LOCAÇÃO IMOBILIÁRIA
Cláusula de renúncia às benfeitorias não se estende às acessões

Foto: Marcelo Casal Jr/Agência Brasil

​Para a Terceira Turma do Superior Tribunal de Justiça (STJ), a cláusula de contrato de locação imobiliária que prevê renúncia à indenização por benfeitorias e adaptações não pode ser estendida à hipótese de acessão (aquisição do direito de propriedade sobre os acréscimos feitos no imóvel).

A partir desse entendimento, o colegiado restabeleceu a sentença que reconheceu o direito de um empresário a ser ressarcido depois de construir uma academia em propriedade alugada, mas não conseguir viabilizar o negócio por falta de regularização, que dependia da locadora. O valor do ressarcimento: R$ 1,1 milhão.

‘‘A obra realizada pelo locatário configurou uma acessão – e não uma mera benfeitoria, até porque o valor por ele investido no imóvel alcançou um montante elevado, que supera o senso comum para uma simples adaptação do bem para suas atividades’’, avaliou o relator do caso na Terceira Turma, ministro Marco Aurélio Bellizze.

Ação apontou enriquecimento sem causa da proprietária

Ministro Marco Aurélio Bellizze foi o relator
Foto: Sergio Amaral/STJ

Sem poder iniciar as atividades da academia, o empresário parou de pagar os aluguéis até que a situação do imóvel fosse regularizada, mas se viu obrigado a deixar o local devido à ação de despejo movida pela proprietária. Posteriormente, o imóvel foi alugado para outra pessoa, que fez uso de toda a estrutura construída.

Por essa razão, o antigo locatário ajuizou ação, alegando enriquecimento sem causa da dona do imóvel e pedindo indenização por danos materiais.
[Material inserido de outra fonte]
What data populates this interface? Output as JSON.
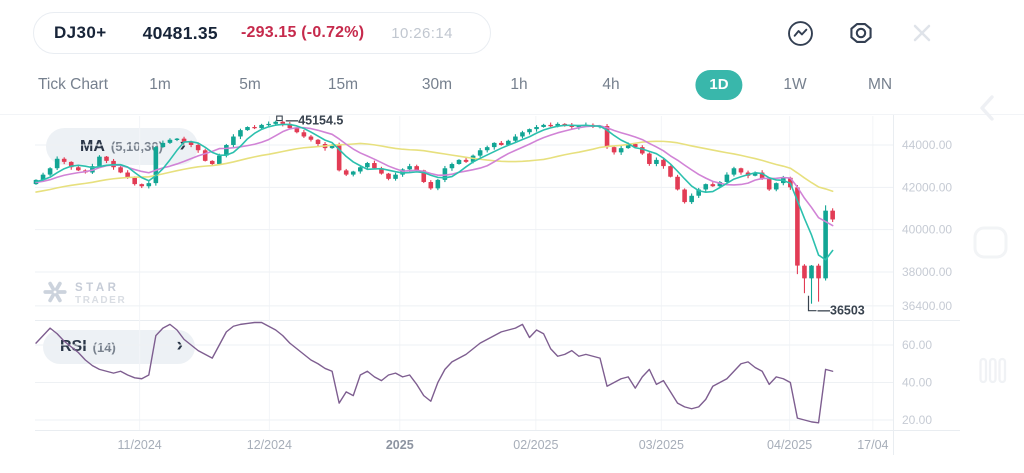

O juízo de primeiro grau acolheu o pedido, mas a decisão foi reformada pelo Tribunal de Justiça de São Paulo (TJSP). A corte entendeu que a cláusula de renúncia ao direito de indenização estabelecida no contrato de locação abrangeria não só as benfeitorias, mas todas as alterações feitas no imóvel. Nessa situação, estaria incluída a construção (acessão) feita para adequar o local à atividade que o locatário pretendia desenvolver.

Benfeitoria e acessão não podem ser tratadas da mesma forma

O ministro Bellizze apontou que a existência de uma nova construção no imóvel ficou claramente demonstrada no processo, havendo divergência entre as instâncias ordinárias quanto ao alcance da cláusula de renúncia a indenizações.

Segundo o relator, é preciso diferenciar os conceitos de benfeitoria e acessão, institutos que não podem ser tratados da mesma forma: a primeira é uma melhoria de natureza acessória realizada em coisa já existente, enquanto a acessão é a aquisição da propriedade de acréscimos, nas formas previstas no artigo 1.248 do Código Civil (CC).

‘‘Por isso, mostra-se inviável estender a previsão contratual de renúncia à indenização por benfeitoria também à acessão, notadamente porque o artigo 114 do CC determina que os negócios jurídicos benéficos e a renúncia interpretam-se estritamente’’, observou Bellizze.

Código Civil prevê indenização para locatário que age de boa-fé

O magistrado ressaltou ainda que o locatário não pôde explorar a academia por falta de alvará de funcionamento, o qual não foi obtido devido ao desinteresse da proprietária do imóvel. ‘‘Ou seja, o locatário foi impedido de iniciar suas atividades em decorrência de ato da locadora’’, disse, lembrando que, segundo o artigo 1.255 do Código Civil, quem edifica em terreno alheio perde a construção para o proprietário, mas tem direito à indenização se agiu de boa-fé.

‘‘O locatário procedeu de boa-fé, inclusive mediante autorização da locadora, para a realização das obras, podendo-se cogitar a má-fé da proprietária, consoante presunção do artigo 1.256, parágrafo único, do CC, já que a construção se deu com o seu conhecimento e sem impugnação de sua parte’’, concluiu o relator ao dar provimento ao recurso especial. Com informações da Assessoria de Imprensa do STJ.